They don’t march down library quad with the band, but they are equally prepared on game day. When the Notre Dame Bookstore clerks take the floor, it’s game on.
On a typical home football game day, Notre Dame retail outlets do more than 50,000 transactions. For the Hammes Notre Dame Bookstore, the six home games are retail Rose Bowls.
“We prepare like the football team,” David Werda, Hammes Notre Dame Bookstore director, says. “We have a game plan. We execute, and at the end of the weekend, we’ll sit down and we’ll evaluate the success and the failures and the opportunities that exist for the next one.”
And just like the football team, the bookstore staff brings its A-game for swarms of cheering fans. Werda says Notre Dame season tickets have a higher turnover than any other football stadium in the country, which means new fans use those tickets every game.
“We’re a destination point for people who come to a Notre Dame football game, so the experience needs to be top notch.”
Werda says the bookstore is the major point of contact many visitors have with the university. The bookstore is often the first place fans visit on game day or the last place they visit before they leave.

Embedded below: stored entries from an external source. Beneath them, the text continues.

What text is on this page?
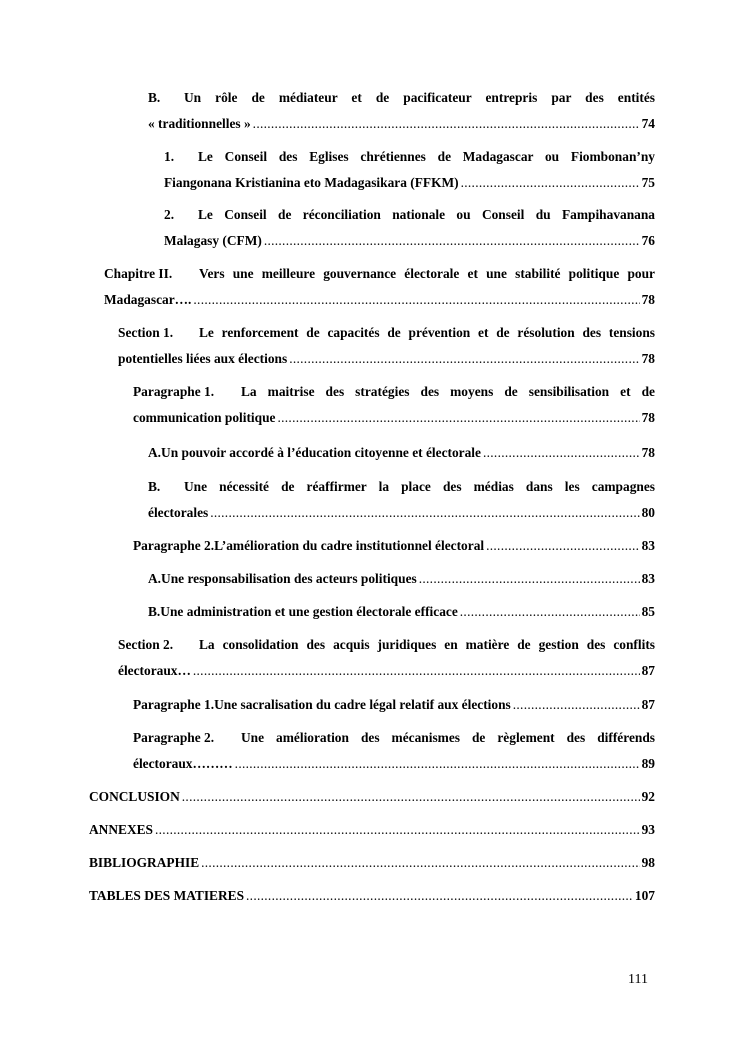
B. Un rôle de médiateur et de pacificateur entrepris par des entités
« traditionnelles » .....	74
1. Le Conseil des Eglises chrétiennes de Madagascar ou Fiombonan’ny
Fiangonana Kristianina eto Madagasikara (FFKM) .....	75
2. Le Conseil de réconciliation nationale ou Conseil du Fampihavanana
Malagasy (CFM) .....	76
Chapitre II. Vers une meilleure gouvernance électorale et une stabilité politique pour
Madagascar…. .....	78
Section 1. Le renforcement de capacités de prévention et de résolution des tensions
potentielles liées aux élections .....	78
Paragraphe 1. La maitrise des stratégies des moyens de sensibilisation et de
communication politique .....	78
A. Un pouvoir accordé à l’éducation citoyenne et électorale .....	78
B. Une nécessité de réaffirmer la place des médias dans les campagnes
électorales .....	80
Paragraphe 2. L’amélioration du cadre institutionnel électoral .....	83
A. Une responsabilisation des acteurs politiques .....	83
B. Une administration et une gestion électorale efficace .....	85
Section 2. La consolidation des acquis juridiques en matière de gestion des conflits
électoraux… .....	87
Paragraphe 1. Une sacralisation du cadre légal relatif aux élections .....	87
Paragraphe 2. Une amélioration des mécanismes de règlement des différends
électoraux……… .....	89
CONCLUSION .....	92
ANNEXES .....	93
BIBLIOGRAPHIE .....	98
TABLES DES MATIERES .....	107
111
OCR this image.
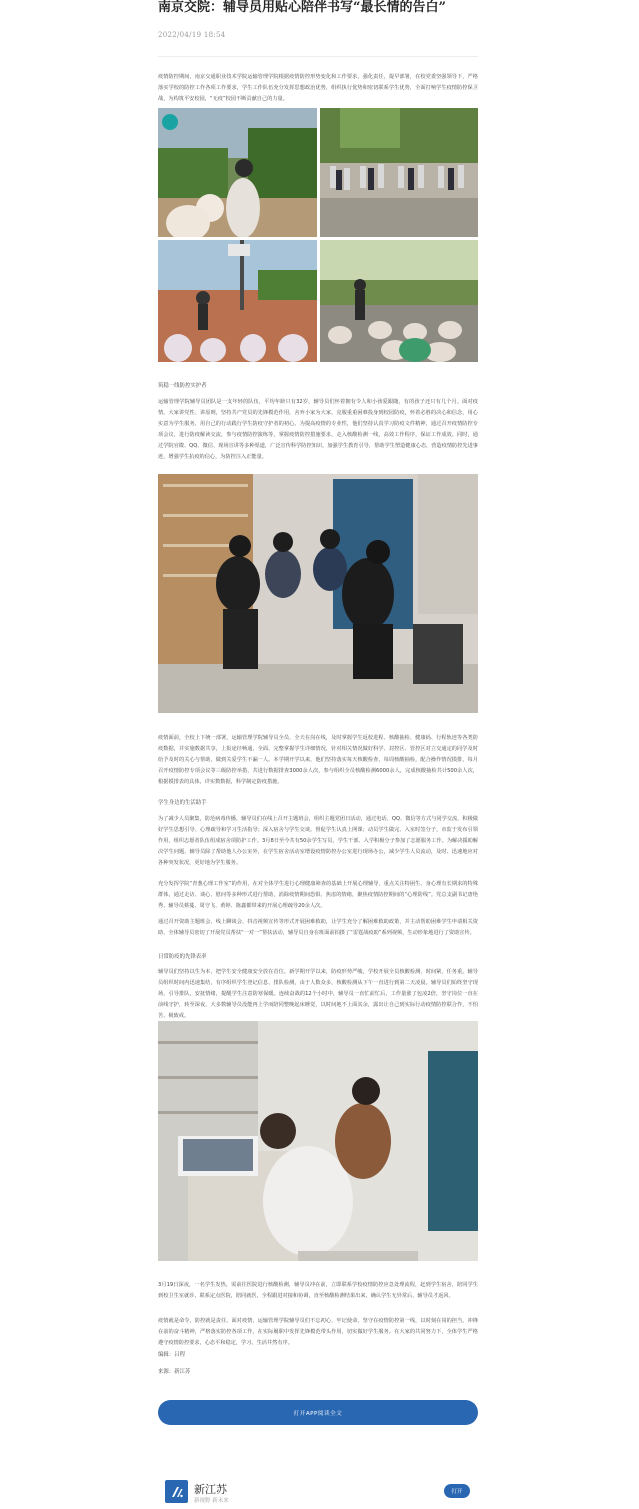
南京交院：辅导员用贴心陪伴书写“最长情的告白”
2022/04/19 18:54

疫情防控期间，南京交通职业技术学院运输管理学院根据疫情防控形势变化和工作要求，强化责任，提早部署，在校党委坚强领导下，严格落实学校的防控工作各项工作要求，学生工作队伍充分发挥思想政治优势，组织执行优势和密切联系学生优势，全面打响学生疫情防控保卫战，为构筑平安校园，“无疫”校园不断贡献自己的力量。

筑稳一线防控实护者

运输管理学院辅导员团队是一支年轻的队伍，平均年龄只有32岁，辅导员们怀着拥有令人和小孩爱跟随，有的孩子还只有几个月。面对疫情，大家讲党性、讲原则，坚持共产党员的先锋模范作用，舍弃小家为大家，克服重重困难投身到校园防疫，怀着必胜的决心和信念，用心实意为学生服务，用自己的行动践行学生防疫守护者的初心。为提高疫情的专业性，他们坚持认真学习防疫文件精神，通过召开疫情防控专项会议，进行防疫解读交流，参与疫情防控演练等，掌握疫情防控措施要求，走入核酸检测一线，高效工作程序，保证工作成效。同时，通过学院官微、QQ、微信、现场宣讲等多种渠道，广泛宣传科学防控知识，加强学生教育引导，帮助学生塑造健康心态，营造疫情防控先进事迹，增强学生抗疫的信心，为防控注入正能量。

疫情面前，全校上下统一部署，运输管理学院辅导员全员、全天在岗在线，及时掌握学生返校进程、核酸抽检、健康码、行程轨迹等各类防疫数据，并实施数据共享，上报途径畅通，全面、完整掌握学生详细情况，针对相关情况做好科学、封控区、管控区对立交通定的同学及时给予及时的关心与帮助，做到关爱学生不漏一人。本学期开学以来，他们坚持落实每天核酸检查，每周核酸抽检，配合操作情况摸排，每月召开疫情防控专项会议等三级防控举措，共进行数据排查3000余人次，参与组织全员核酸检测6000余人，完成核酸抽检共计500余人次，根据摸排表的具体，详实数数据，科学制定防疫措施。

学生身边的生活助手

为了减少人员聚集，防范病毒传播，辅导员们在线上召开主题班会，组织主题党团日活动，通过电话、QQ、微信等方式与同学交流，积极做好学生思想引导、心理疏导和学习生活指导；深入宿舍与学生交谈，督促学生认真上网课；动员学生做完、入室时签分子，市监于发布引领作用，组织志愿者队伍组成宿舍项防护工作。3月8日至今共有50余学生写员，学生干部、入学积极分子参加了志愿服务工作。为解决援助解决学生问题，辅导员除了帮助他人办公室外，在学生宿舍活动室增设疫情防控办公室进行现场办公，减少学生人员流动，及时、迅速地应对各种突发状况，更好地为学生服务。

充分发挥学院“青葱心理工作室”的作用，在对全体学生进行心理健康筛查的基础上开展心理辅导，重点关注特困生、身心理有长期求的特殊群体，通过走访、谈心、慰问等多种形式进行帮助，消除疫情期间恐惧、焦虑的情绪，聚焦疫情防控期间的“心理防线”。党总支副书记唐艳秀、辅导员蔡蔓、周守飞、黄婷、陈鑫都带来的开展心理疏导20余人次。

通过召开资助主题班会、线上聊谈会、抖音视频宣传等形式开展困难救助，让学生充分了解困难救助政策，并主动帮助困难学生申请相关资助，全体辅导员密切了开展党员帮扶“一对一”帮扶活动，辅导员自身在班面前拍摄了“雷霆战疫助”系列视频，生动形象地进行了资助宣传。

日常防疫的先锋表率

辅导员们坚持以生为本，把学生安全健康安全放在首位。新学期开学以来，防疫形势严峻，学校开展全员核酸检测，时间紧，任务重。辅导员组织时间内迅速集结，有序组织学生登记信息、排队检测，由于人数众多，核酸检测从下午一直进行到第二天凌晨。辅导员们始终坚守现场，引导排队，安抚情绪，提醒学生注意防寒保暖。连续奋战的12个小时中，辅导员一直忙前忙后，工作量涨了包凌2倍，坚守岗位一直在前线守护，转至深夜，大多数辅导员没能再上学而陪同整晚起床睡觉，以时间地不上面其余，露出让自己到实际行动疫情防控联合作，不怕苦、极致戒。

3月19日深夜，一名学生发热，需前往医院进行核酸检测，辅导员冲在前，立即联系学校疫情防控应急处理流程，赶到学生宿舍，陪同学生到校卫生室就诊，联系定点医院，陪同就医，全程跟进对接和协调，直至核酸检测结果出来，确认学生无异常后，辅导员才返回。

疫情就是命令，防控就是责任。面对疫情，运输管理学院辅导员们不忘初心、牢记使命，坚守在疫情防控第一线，以时刻在岗的担当，冲锋在前的奋斗精神，严格落实防控各项工作，在实际履职中发挥先锋模范带头作用，切实做好学生服务。在大家的共同努力下，全体学生严格遵守疫情防控要求，心态平和稳定，学习、生活井然有序。

编辑：吕程

来源：新江苏

打开APP阅读全文
新江苏
新视野 新未来
打开
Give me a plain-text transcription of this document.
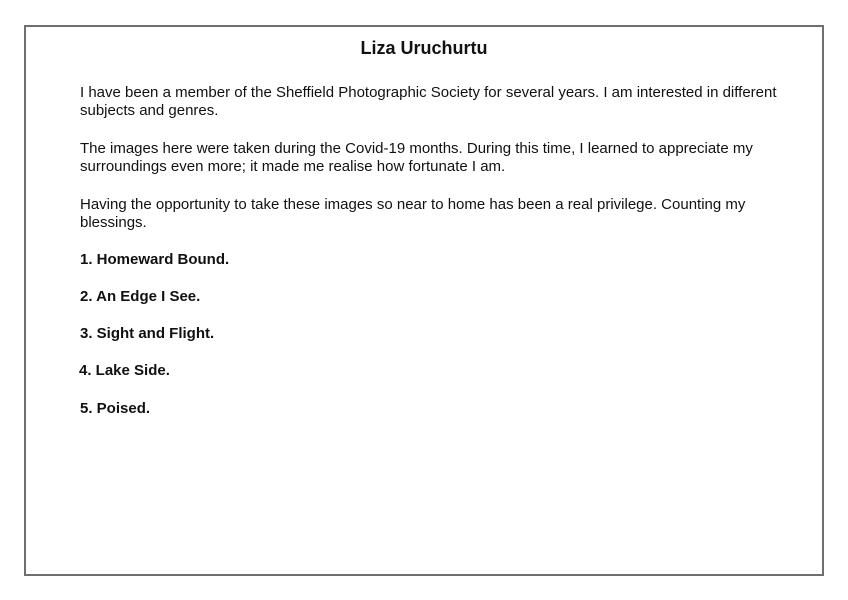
Liza Uruchurtu

I have been a member of the Sheffield Photographic Society for several years. I am interested in different subjects and genres.

The images here were taken during the Covid-19 months. During this time, I learned to appreciate my surroundings even more; it made me realise how fortunate I am.

Having the opportunity to take these images so near to home has been a real privilege. Counting my blessings.

1. Homeward Bound.

2. An Edge I See.

3. Sight and Flight.

4. Lake Side.

5. Poised.
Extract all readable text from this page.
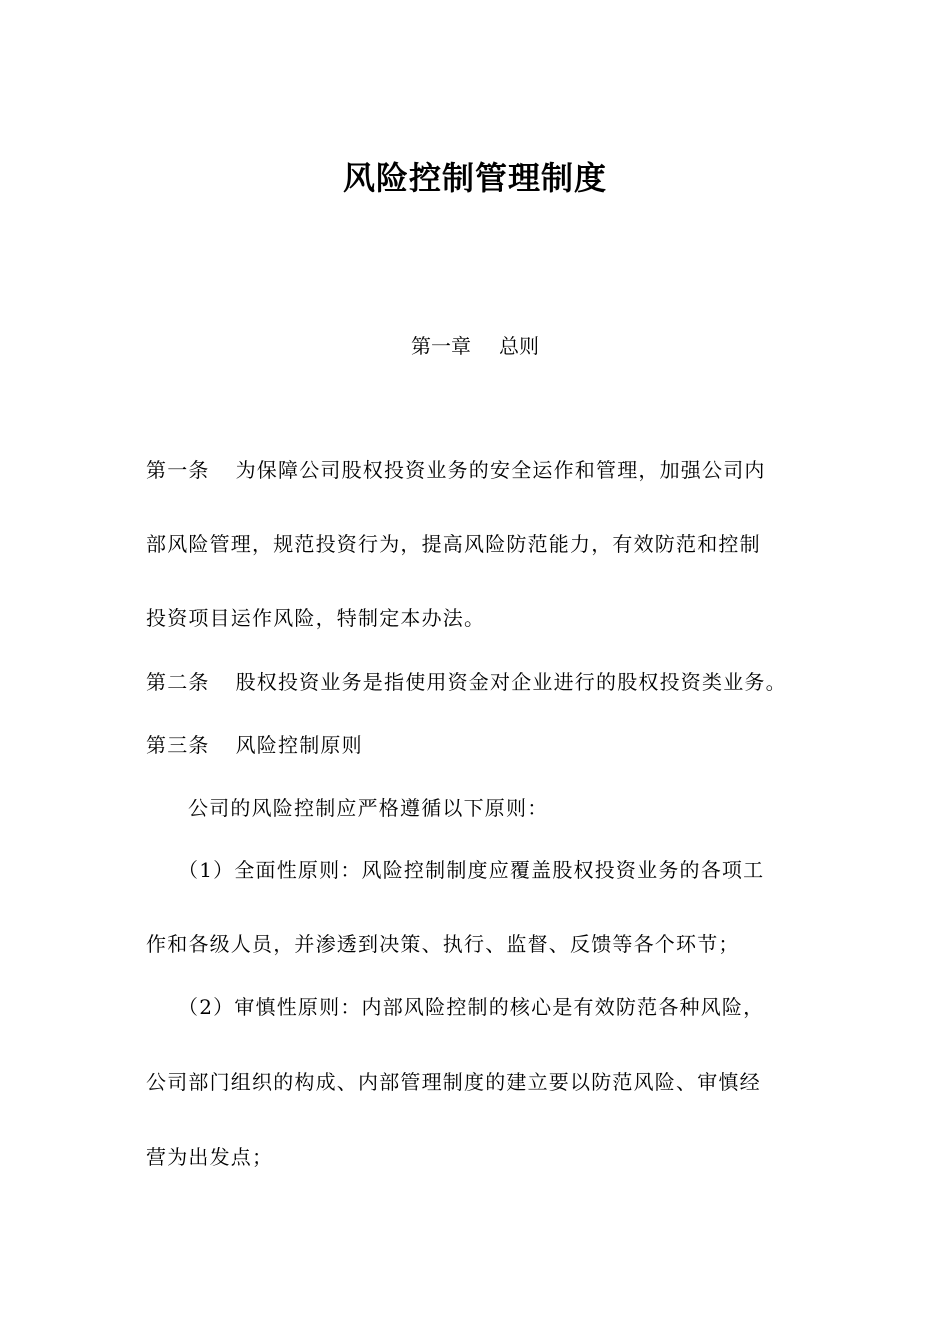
风险控制管理制度
第一章 总则

第一条 为保障公司股权投资业务的安全运作和管理，加强公司内

部风险管理，规范投资行为，提高风险防范能力，有效防范和控制

投资项目运作风险，特制定本办法。

第二条 股权投资业务是指使用资金对企业进行的股权投资类业务。

第三条 风险控制原则

公司的风险控制应严格遵循以下原则：

（1）全面性原则：风险控制制度应覆盖股权投资业务的各项工

作和各级人员，并渗透到决策、执行、监督、反馈等各个环节；

（2）审慎性原则：内部风险控制的核心是有效防范各种风险，

公司部门组织的构成、内部管理制度的建立要以防范风险、审慎经

营为出发点；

The bookstore doesn’t want crowds to ruin the customer experience. Werda says, “We want to provide that Disney-like experience, where it’s a happy place. It’s a fun place. Yes, it’s busy, hectic, chaotic, but at the same time, we still want to provide this same level of customer service that you would experience [when the store isn’t crowded.]”
At the end of the summer, while the football team is preparing for the first football game, so is the bookstore.
“We have a big, three-day customer service training period. We’re getting geared up for football season in the fall.” Werda says 500-600 people undergo intensive customer service training.
Customer service is the store’s cure-all. They even use it to fight theft. “The way that we like to combat shoplifting is essentially with customer service. The more people we have on the sales floor, helping customers find what they need, the less shoplifting that we typically incur,” Werda says.
While employee availability is one method, the bookstore has a specific team devoted to stopping theft: the asset protection department.
“There are cameras throughout all of the stores, and there is a staff that focuses specifically on our asset protection,” Werda says. “[During football weekend] we have greeters.”
Werda says all of this improves the customer experience and minimizes loss from theft.
“Shortly after [the Hammes bookstore] was built (in 1998), we had already outgrown it. It’s 70,000 square feet and there aren’t enough bathrooms.” Werda says. “There isn’t enough retail space.”
Five years ago, Notre Dame added another bookstore on Eddy Street. Werda says the new store caters to a slightly different market. “It’s a different customer. I think what you see over on Eddy Street on a football weekend is typically the customer that’s already been to the bookstore. It’s a different shopping experience. It’s not quite as crowded, although it’s getting busier and busier.”
The facility is also improving for yearlong students. This fall, the Hammes Notre Dame bookstore swapped its old café, Irish Ink, for an Einstein Bros Bagels. “I think it’s been a phenomenal addition to the bookstore,” Werda says. “We love the additional foot traffic of students.”
Einstein’s is already more highly trafficked than Irish Ink. Werda says it hits a different niche on campus.
Werda is excited to see students spend more time in the bookstore. “Because we spend so much of our time looking for ways to maximize and provide great service to the guest that comes here for football,” he says. “We have a harder time finding ways to give the bookstore back to the students.”
In the past, students viewed the bookstore as a place to buy textbooks, and little else. The Hammes Hub, a technology store within the Hammes Bookstore, was the first attempt to draw students back in.
Werda says, “It’s nice to see students back in the bookstore just hanging out, getting a bagel sandwich.”
Werda hopes students will shop at the Notre Dame Bookstore when buying textbooks and merchandise. He says, “A portion of those proceeds go directly back to the campus community. Every dollar spent here, a portion of that goes back to the general fund, to scholarships, to faculty and staff wages, to campus development funds. When you buy something from Walmart, that’s not necessarily true.”